Advance balance of a loan Yes or no?

  • Uncategorized

One of the key questions you have to ask yourself when taking a loan is whether it has the option of the anticipated balance. Since you can enter a “tasty brisita” of some bonus or incentive with which you want to settle your debt. However, you may not be sure to do so. In Rexi  I tell you about whether paying off this loan in advance is worth it or not.


What is the anticipated balance?

money balance

Although it seems weird, there are people who have no idea what the anticipated balance is. In fact, in my consultation I see people, whom I propose is a possibility and they look at me as if I had asked them for the explanation of the roundness of the earth; and to avoid that, just in case, I explain.

The anticipated balance is to pay before the end of the agreed time, the amount of the debt. That is, if you had to pay the bank in 3 years, by doing so before, you anticipate, doing so in less time.

And why is this important? Because in the context of the negotiation that you have with the bank you should know if doing so implies a cost. Remember that the bank’s raw material is money and you have to earn it just as a baker must take out the flour he buys for bread.

And there are banks that, although you can pay off your loan in advance, penalize you for doing so.
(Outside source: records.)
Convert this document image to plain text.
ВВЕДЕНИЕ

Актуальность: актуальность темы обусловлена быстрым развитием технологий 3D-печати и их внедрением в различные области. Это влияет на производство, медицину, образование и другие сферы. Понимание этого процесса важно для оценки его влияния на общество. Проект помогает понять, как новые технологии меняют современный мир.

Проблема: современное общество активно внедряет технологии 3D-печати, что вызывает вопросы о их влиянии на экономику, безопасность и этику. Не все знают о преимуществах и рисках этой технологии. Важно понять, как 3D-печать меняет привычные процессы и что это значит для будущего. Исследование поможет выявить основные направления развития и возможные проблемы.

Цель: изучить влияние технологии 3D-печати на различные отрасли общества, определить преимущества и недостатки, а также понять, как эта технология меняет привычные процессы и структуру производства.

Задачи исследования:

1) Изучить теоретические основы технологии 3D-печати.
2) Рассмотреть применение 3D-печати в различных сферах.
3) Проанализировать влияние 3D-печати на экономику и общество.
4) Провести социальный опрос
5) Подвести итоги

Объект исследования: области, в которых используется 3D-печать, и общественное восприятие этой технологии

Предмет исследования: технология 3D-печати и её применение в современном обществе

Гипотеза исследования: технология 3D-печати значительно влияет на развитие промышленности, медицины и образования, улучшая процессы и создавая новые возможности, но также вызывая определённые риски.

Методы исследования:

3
This may vary from one bank to another, but in a nutshell the cost is usually a percentage of interest charged to the amount payable.


Is it worth paying early?

Is it worth paying early?

Starting from what is anticipated balance and what it could imply, the logical question is whether it is worth it or not. And the simple and simple answer is: It depends.
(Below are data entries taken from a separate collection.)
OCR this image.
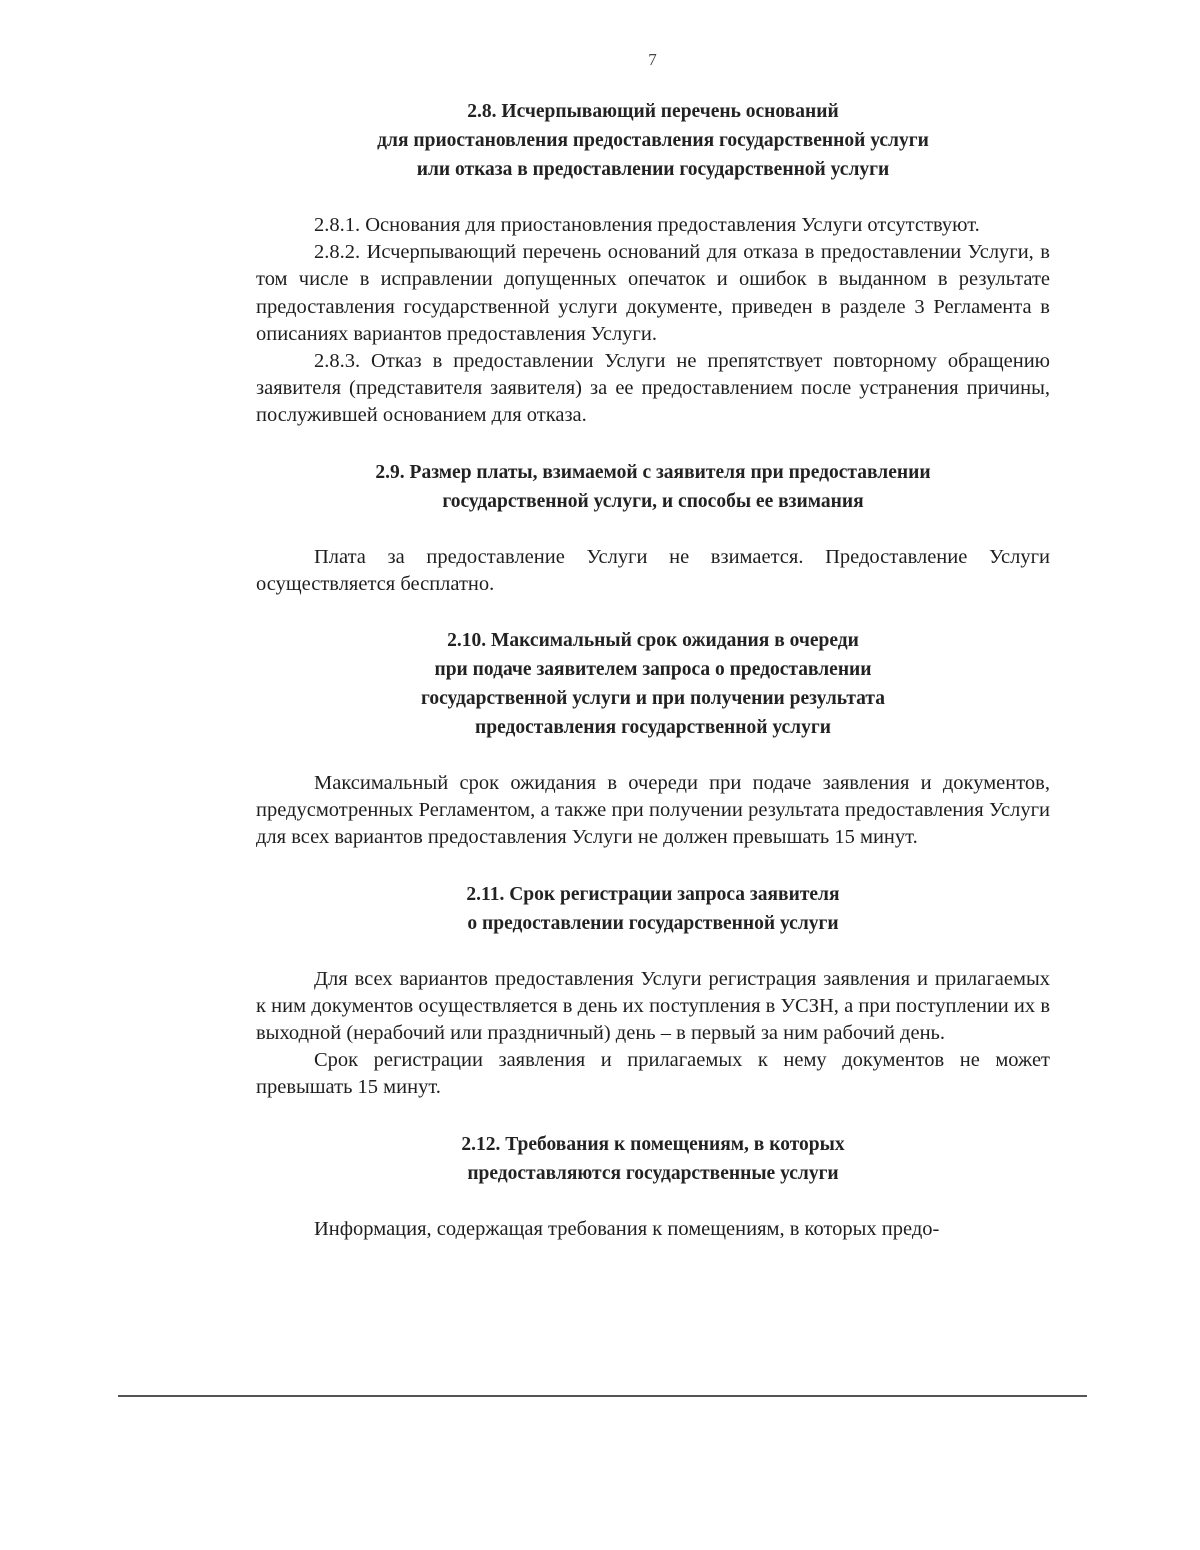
7
2.8. Исчерпывающий перечень оснований
для приостановления предоставления государственной услуги
или отказа в предоставлении государственной услуги

2.8.1. Основания для приостановления предоставления Услуги отсутствуют.

2.8.2. Исчерпывающий перечень оснований для отказа в предоставлении Услуги, в том числе в исправлении допущенных опечаток и ошибок в выданном в результате предоставления государственной услуги документе, приведен в разделе 3 Регламента в описаниях вариантов предоставления Услуги.

2.8.3. Отказ в предоставлении Услуги не препятствует повторному обращению заявителя (представителя заявителя) за ее предоставлением после устранения причины, послужившей основанием для отказа.

2.9. Размер платы, взимаемой с заявителя при предоставлении
государственной услуги, и способы ее взимания

Плата за предоставление Услуги не взимается. Предоставление Услуги осуществляется бесплатно.

2.10. Максимальный срок ожидания в очереди
при подаче заявителем запроса о предоставлении
государственной услуги и при получении результата
предоставления государственной услуги

Максимальный срок ожидания в очереди при подаче заявления и документов, предусмотренных Регламентом, а также при получении результата предоставления Услуги для всех вариантов предоставления Услуги не должен превышать 15 минут.

2.11. Срок регистрации запроса заявителя
о предоставлении государственной услуги

Для всех вариантов предоставления Услуги регистрация заявления и прилагаемых к ним документов осуществляется в день их поступления в УСЗН, а при поступлении их в выходной (нерабочий или праздничный) день – в первый за ним рабочий день.

Срок регистрации заявления и прилагаемых к нему документов не может превышать 15 минут.

2.12. Требования к помещениям, в которых
предоставляются государственные услуги

Информация, содержащая требования к помещениям, в которых предо-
It depends on different factors, such as loan time, amount to be paid, interest rate, penalties, etc. In other words, giving you a closed answer to something that can be so variable is not easy.
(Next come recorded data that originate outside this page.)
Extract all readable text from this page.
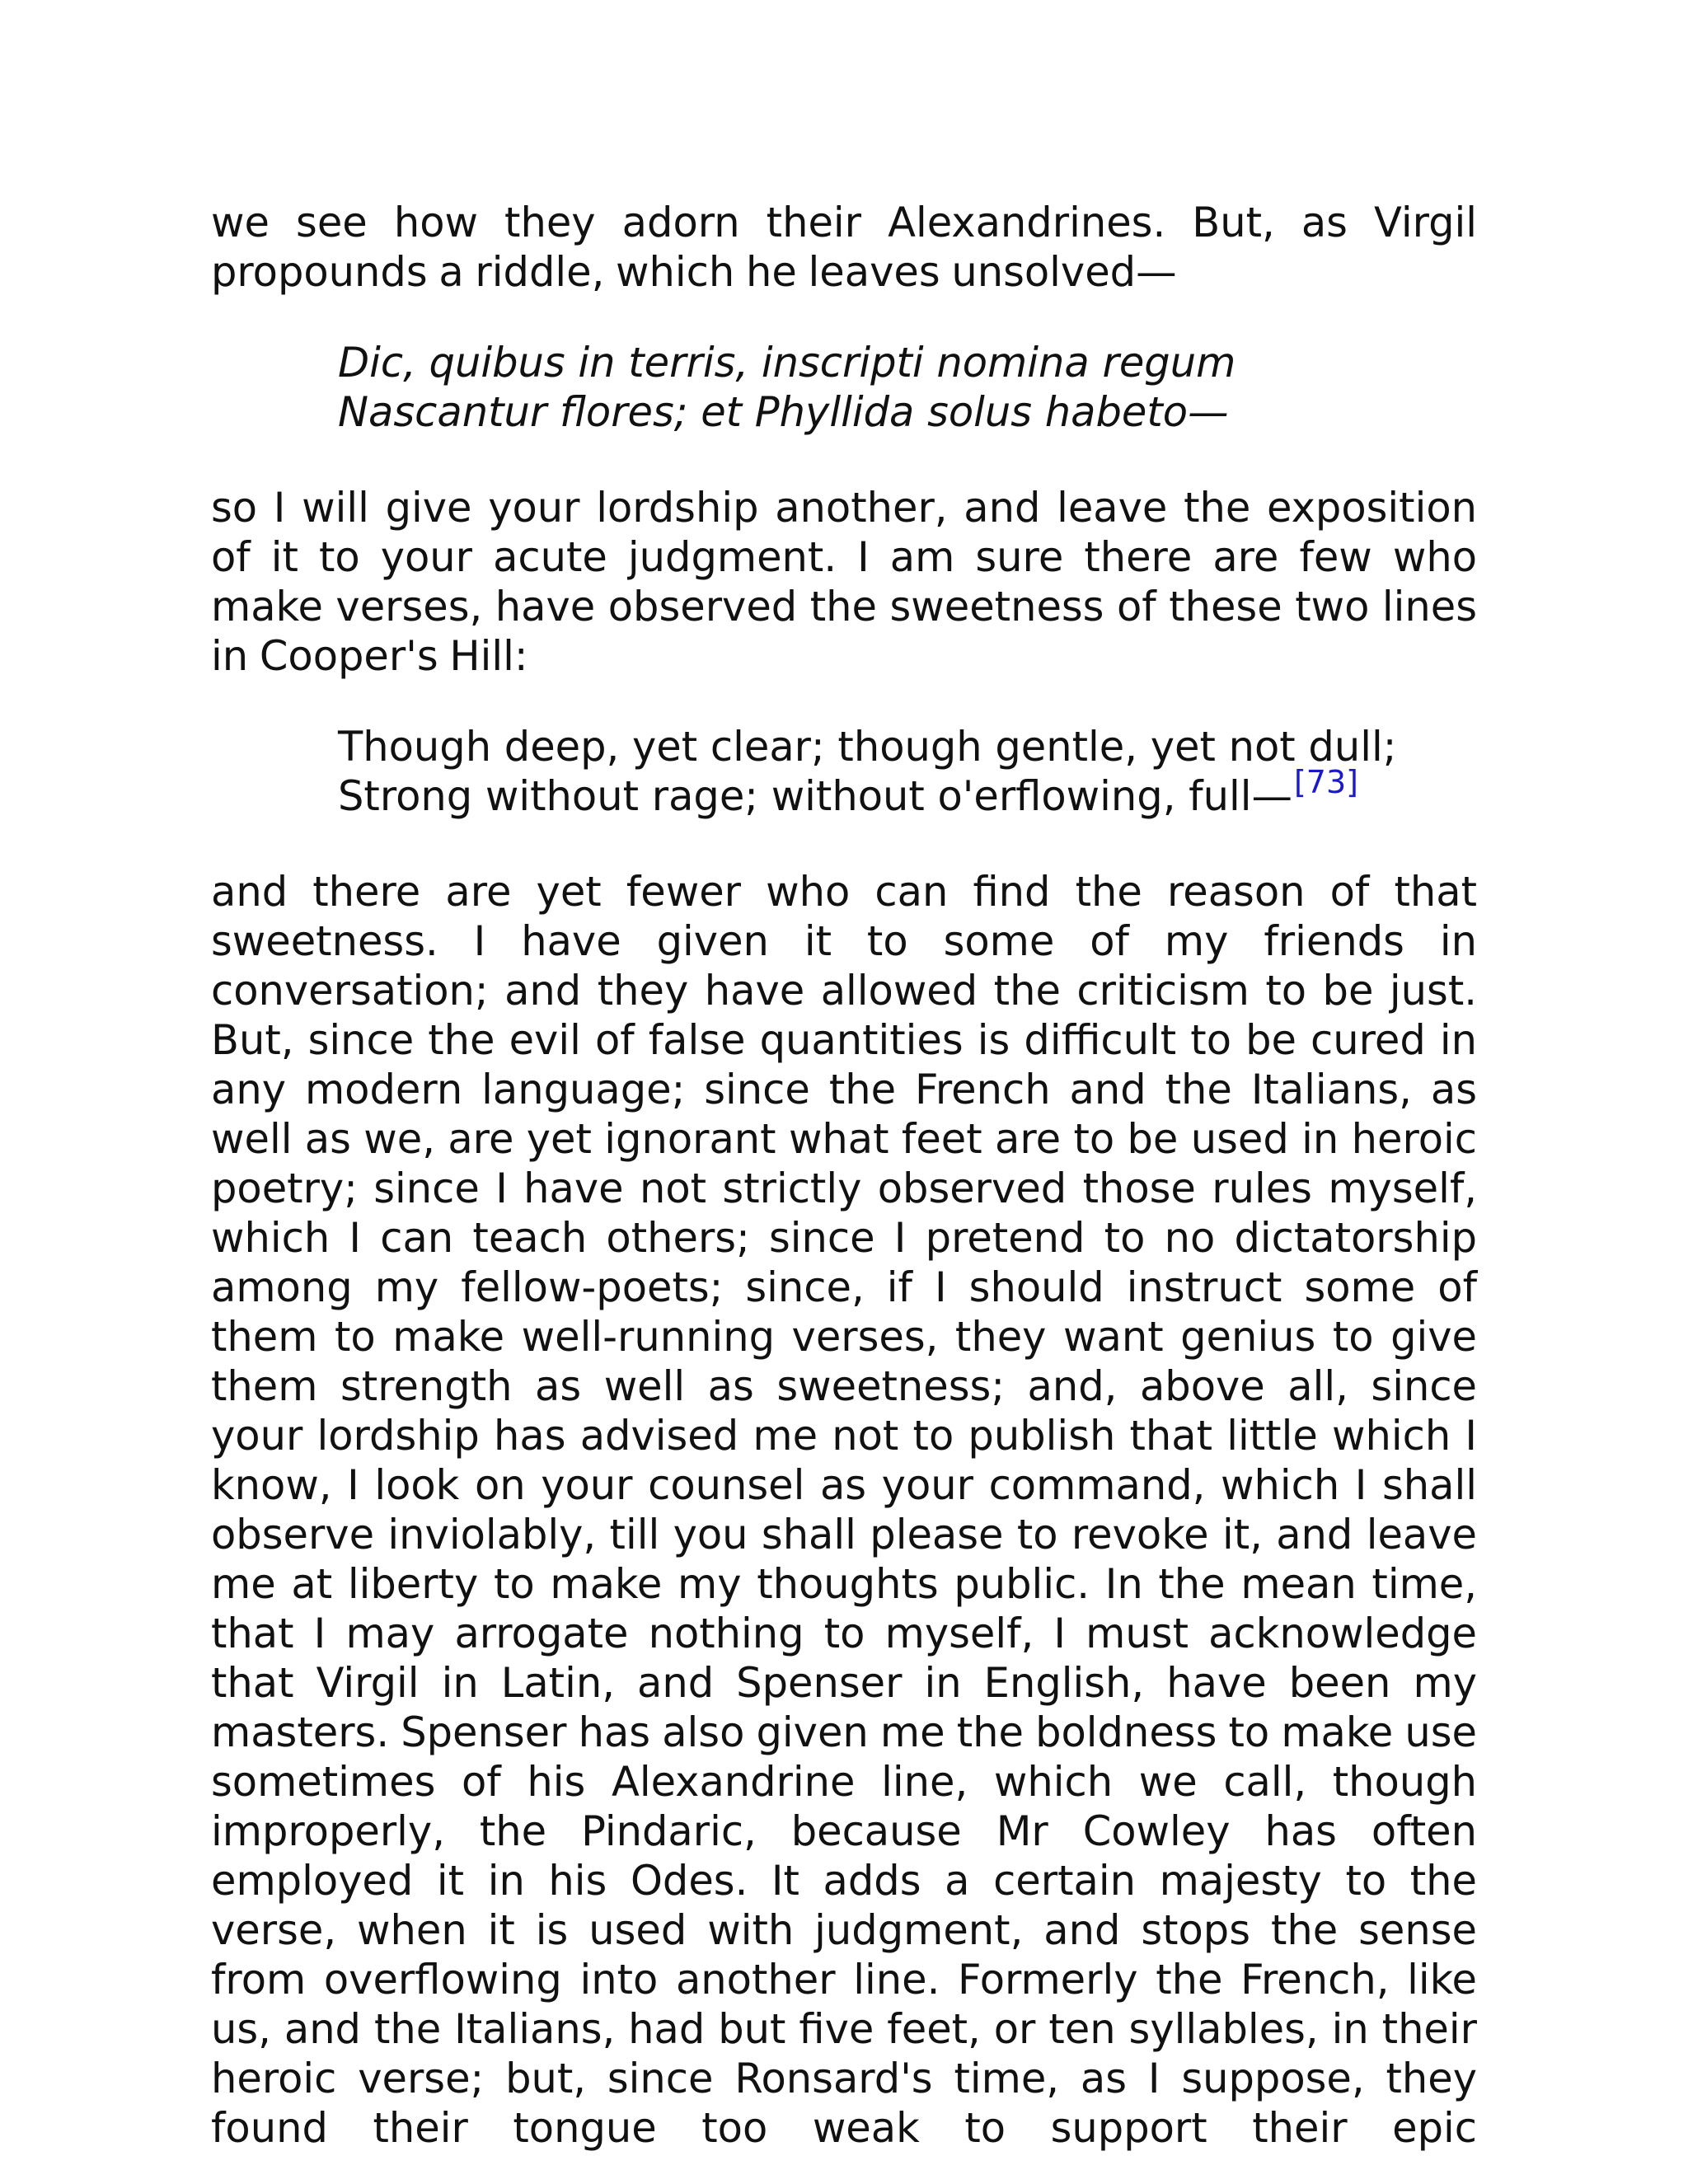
we see how they adorn their Alexandrines. But, as Virgil propounds a riddle, which he leaves unsolved—

Dic, quibus in terris, inscripti nomina regum
Nascantur flores; et Phyllida solus habeto—

so I will give your lordship another, and leave the exposition of it to your acute judgment. I am sure there are few who make verses, have observed the sweetness of these two lines in Cooper's Hill:

Though deep, yet clear; though gentle, yet not dull;
Strong without rage; without o'erflowing, full—[73]

and there are yet fewer who can find the reason of that sweetness. I have given it to some of my friends in conversation; and they have allowed the criticism to be just. But, since the evil of false quantities is difficult to be cured in any modern language; since the French and the Italians, as well as we, are yet ignorant what feet are to be used in heroic poetry; since I have not strictly observed those rules myself, which I can teach others; since I pretend to no dictatorship among my fellow-poets; since, if I should instruct some of them to make well-running verses, they want genius to give them strength as well as sweetness; and, above all, since your lordship has advised me not to publish that little which I know, I look on your counsel as your command, which I shall observe inviolably, till you shall please to revoke it, and leave me at liberty to make my thoughts public. In the mean time, that I may arrogate nothing to myself, I must acknowledge that Virgil in Latin, and Spenser in English, have been my masters. Spenser has also given me the boldness to make use sometimes of his Alexandrine line, which we call, though improperly, the Pindaric, because Mr Cowley has often employed it in his Odes. It adds a certain majesty to the verse, when it is used with judgment, and stops the sense from overflowing into another line. Formerly the French, like us, and the Italians, had but five feet, or ten syllables, in their heroic verse; but, since Ronsard's time, as I suppose, they found their tongue too weak to support their epic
However, the common element to determine how effective it can be to pay off a loan in advance, in case there are no penalties, is the distance between the moment you are up to the time of the loan closing.

To make it simpler, to the extent that you are closer to the final date, it is less worth paying off the loan early, because financial institutions charge interest at the beginning of the loan and pay the capital later.

Therefore, paying off a loan that has 3 months left to one that has 18 months left is not the same; For a very simple reason, you will not be saving much money. You will have practically paid all the interest of the financial debt you assumed.

In that sense, your analysis to determine this decision is to see how much you are earning with this anticipated balance, so that you can weigh if this movement favors your finances.